The T = 1 particle comprises 12 HML2 CA^rec pentamers. The NTDs of each pentamer are associated proximal to the five-fold axis and form a layer of structure at a radius of 86.3 Å (NTD centroid distance) from the particle centre. Beneath the NTDs, the CTDs form an “inner cage” layer (Fig. 2b) at a radius of 64.7 Å (CTD centroid distance), and more distal to the five-fold axis. The NTD layer does not contribute to inter-pentamer interactions and so the entire inter-pentamer interface is mediated through inner cage CTD–CTD interactions across icosahedral two-fold axes (Fig. 2b). Comparison of the HML2 CA^rec pentamer to CA pentamers studied at lower resolution for HIV²⁹ and RSV^33,37 shows a good alignment of CTDs, that they occupy similar radial positions and employ the same inner cage CTD–CTD interactions at icosahedral two-fold axes.
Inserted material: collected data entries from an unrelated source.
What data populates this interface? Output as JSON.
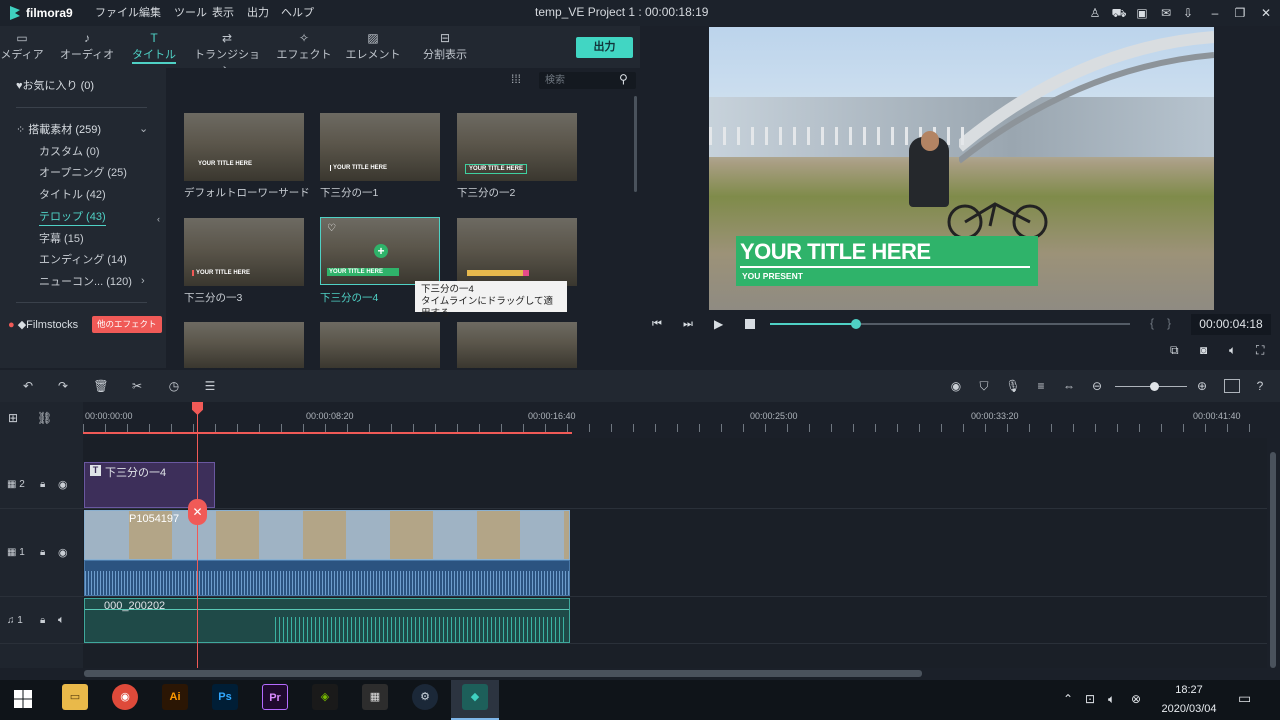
{
  "app": {
    "name": "filmora9",
    "project_title": "temp_VE Project 1 : 00:00:18:19"
  },
  "menu": [
    "ファイル",
    "編集",
    "ツール",
    "表示",
    "出力",
    "ヘルプ"
  ],
  "toolbar": {
    "tabs": [
      "メディア",
      "オーディオ",
      "タイトル",
      "トランジション",
      "エフェクト",
      "エレメント",
      "分割表示"
    ],
    "active_tab": "タイトル",
    "export_label": "出力"
  },
  "sidebar": {
    "favorites": "♥お気に入り (0)",
    "builtin": "搭載素材 (259)",
    "items": [
      "カスタム (0)",
      "オープニング (25)",
      "タイトル (42)",
      "テロップ (43)",
      "字幕 (15)",
      "エンディング (14)",
      "ニューコン... (120)"
    ],
    "active_item": "テロップ (43)",
    "filmstocks": "Filmstocks",
    "badge": "他のエフェクト"
  },
  "library": {
    "search_placeholder": "検索",
    "thumb_text": "YOUR TITLE HERE",
    "items": [
      "デフォルトローワーサード",
      "下三分の一1",
      "下三分の一2",
      "下三分の一3",
      "下三分の一4"
    ],
    "tooltip_title": "下三分の一4",
    "tooltip_desc": "タイムラインにドラッグして適用する"
  },
  "preview": {
    "title_text": "YOUR TITLE HERE",
    "subtitle_text": "YOU PRESENT",
    "timecode": "00:00:04:18",
    "progress": 0.24
  },
  "timeline": {
    "ruler": [
      "00:00:00:00",
      "00:00:08:20",
      "00:00:16:40",
      "00:00:25:00",
      "00:00:33:20",
      "00:00:41:40"
    ],
    "tracks": [
      {
        "label": "2",
        "clip": "下三分の一4"
      },
      {
        "label": "1",
        "clip": "P1054197"
      },
      {
        "label": "1",
        "clip": "000_200202"
      }
    ]
  },
  "taskbar": {
    "time": "18:27",
    "date": "2020/03/04"
  },
  "colors": {
    "accent": "#4fd1c5",
    "export": "#41d6c3",
    "playhead": "#f05a57",
    "title_bar": "#2fb36a"
  }
}
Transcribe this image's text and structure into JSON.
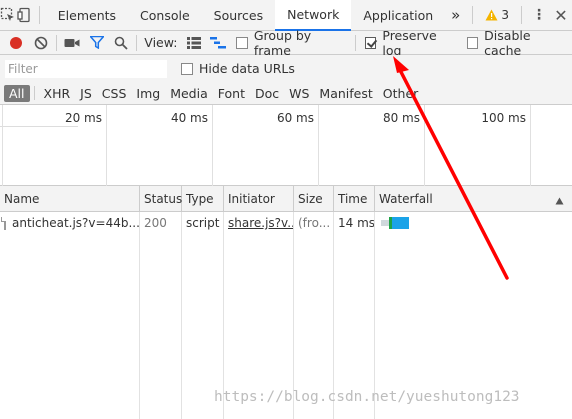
{
  "tabs": [
    {
      "label": "Elements",
      "active": false
    },
    {
      "label": "Console",
      "active": false
    },
    {
      "label": "Sources",
      "active": false
    },
    {
      "label": "Network",
      "active": true
    },
    {
      "label": "Application",
      "active": false
    }
  ],
  "tab_overflow": "»",
  "warnings": {
    "count": "3"
  },
  "toolbar": {
    "view_label": "View:",
    "group_by_frame": {
      "label": "Group by frame",
      "checked": false
    },
    "preserve_log": {
      "label": "Preserve log",
      "checked": true
    },
    "disable_cache": {
      "label": "Disable cache",
      "checked": false
    }
  },
  "filter": {
    "placeholder": "Filter",
    "hide_data_urls": {
      "label": "Hide data URLs",
      "checked": false
    }
  },
  "types": [
    "All",
    "XHR",
    "JS",
    "CSS",
    "Img",
    "Media",
    "Font",
    "Doc",
    "WS",
    "Manifest",
    "Other"
  ],
  "timeline": {
    "labels": [
      "20 ms",
      "40 ms",
      "60 ms",
      "80 ms",
      "100 ms"
    ]
  },
  "table": {
    "headers": {
      "name": "Name",
      "status": "Status",
      "type": "Type",
      "initiator": "Initiator",
      "size": "Size",
      "time": "Time",
      "waterfall": "Waterfall"
    },
    "rows": [
      {
        "name": "anticheat.js?v=44b...",
        "status": "200",
        "type": "script",
        "initiator": "share.js?v...",
        "size": "(fro...",
        "time": "14 ms"
      }
    ]
  },
  "watermark": "https://blog.csdn.net/yueshutong123",
  "colors": {
    "accent": "#1a73e8",
    "record": "#d93025",
    "filter_icon": "#1a73e8",
    "annotation_arrow": "#ff0000",
    "waterfall_green": "#1ea446",
    "waterfall_blue": "#1aa3e8"
  }
}
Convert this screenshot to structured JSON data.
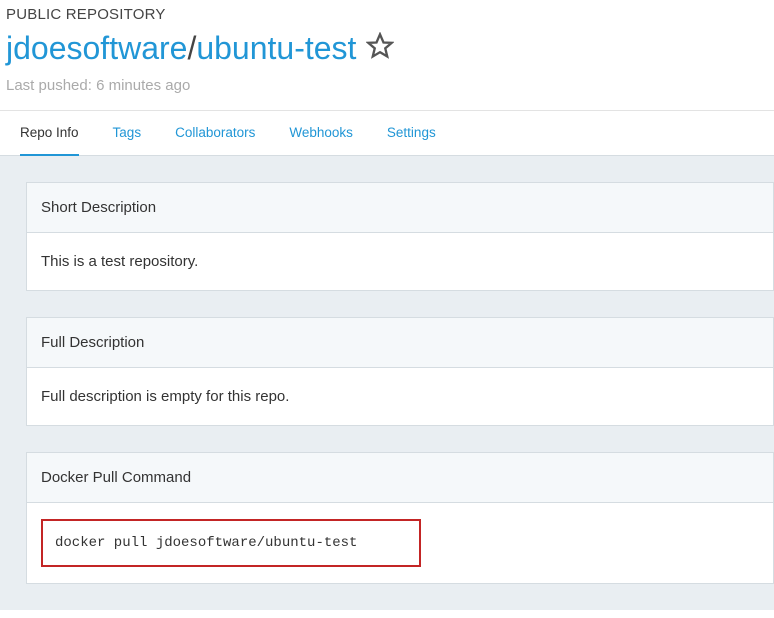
{
  "header": {
    "repo_type": "PUBLIC REPOSITORY",
    "owner": "jdoesoftware",
    "slash": "/",
    "name": "ubuntu-test",
    "last_pushed": "Last pushed: 6 minutes ago"
  },
  "tabs": {
    "repo_info": "Repo Info",
    "tags": "Tags",
    "collaborators": "Collaborators",
    "webhooks": "Webhooks",
    "settings": "Settings"
  },
  "panels": {
    "short_desc_header": "Short Description",
    "short_desc_body": "This is a test repository.",
    "full_desc_header": "Full Description",
    "full_desc_body": "Full description is empty for this repo.",
    "pull_cmd_header": "Docker Pull Command",
    "pull_cmd": "docker pull jdoesoftware/ubuntu-test"
  }
}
However, the relationship between the NTD and CTD layers in the different retroviral genera varies substantially (Fig. 3). In HML2, the vertical displacement between the NTD and CTD, as judged by the centre of mass (CoM) of the two layers, is 21.6 Å. In the RSV pentamer, this increases to 26.6 Å, and in the HIV-1 pentamer, the layers are even further apart at 29.1 Å (Fig. 3a–d). Therefore, although the underlying CTD sub-lattice and individual domain structures (Supplementary Fig. 9) are conserved across retroviral genera, the differences in the NTD–CTD posture appears to be genera specific.

**Fig. 3: Comparison of HIV-1, RSV and HML2 CA pentamers.**

In the four shell types, regardless of the surrounding environment, the pentamers adopt an invariant configuration (root-mean-square deviation (RMSD) over 1082 Cα = 0.91 Å) and so a key question is how the CA^rec monomer is able to assemble into both pentamers and hexamers. In pentamers and hexamers, the packing of helices α1–α2–α3 around the centre of the ring mediates the inter-protomer NTD interface (Fig. 4a, b), and similar to HIV-1²⁶ and MLV²⁵, the interface is largely polar, containing solvent facing accessible channels. However, a comparison of the pentamer (Fig. 4a) with the D6 polar hexamer (Fig. 4b), which obeys strict six-fold symmetry, shows that although helix α1–α2–α3 packing is maintained, in hexamers, the CA^rec monomers are positioned at a greater radius and are rotated away from the symmetry axis, relative to pentamers. As a result, the relative tilt angle between adjacent α1 helices is reduced and helix α2 comes closer to α3 of the neighbouring monomer allowing the additional monomer to be accommodated into the hexameric ring (Fig. 4c and Supplementary Movie 1).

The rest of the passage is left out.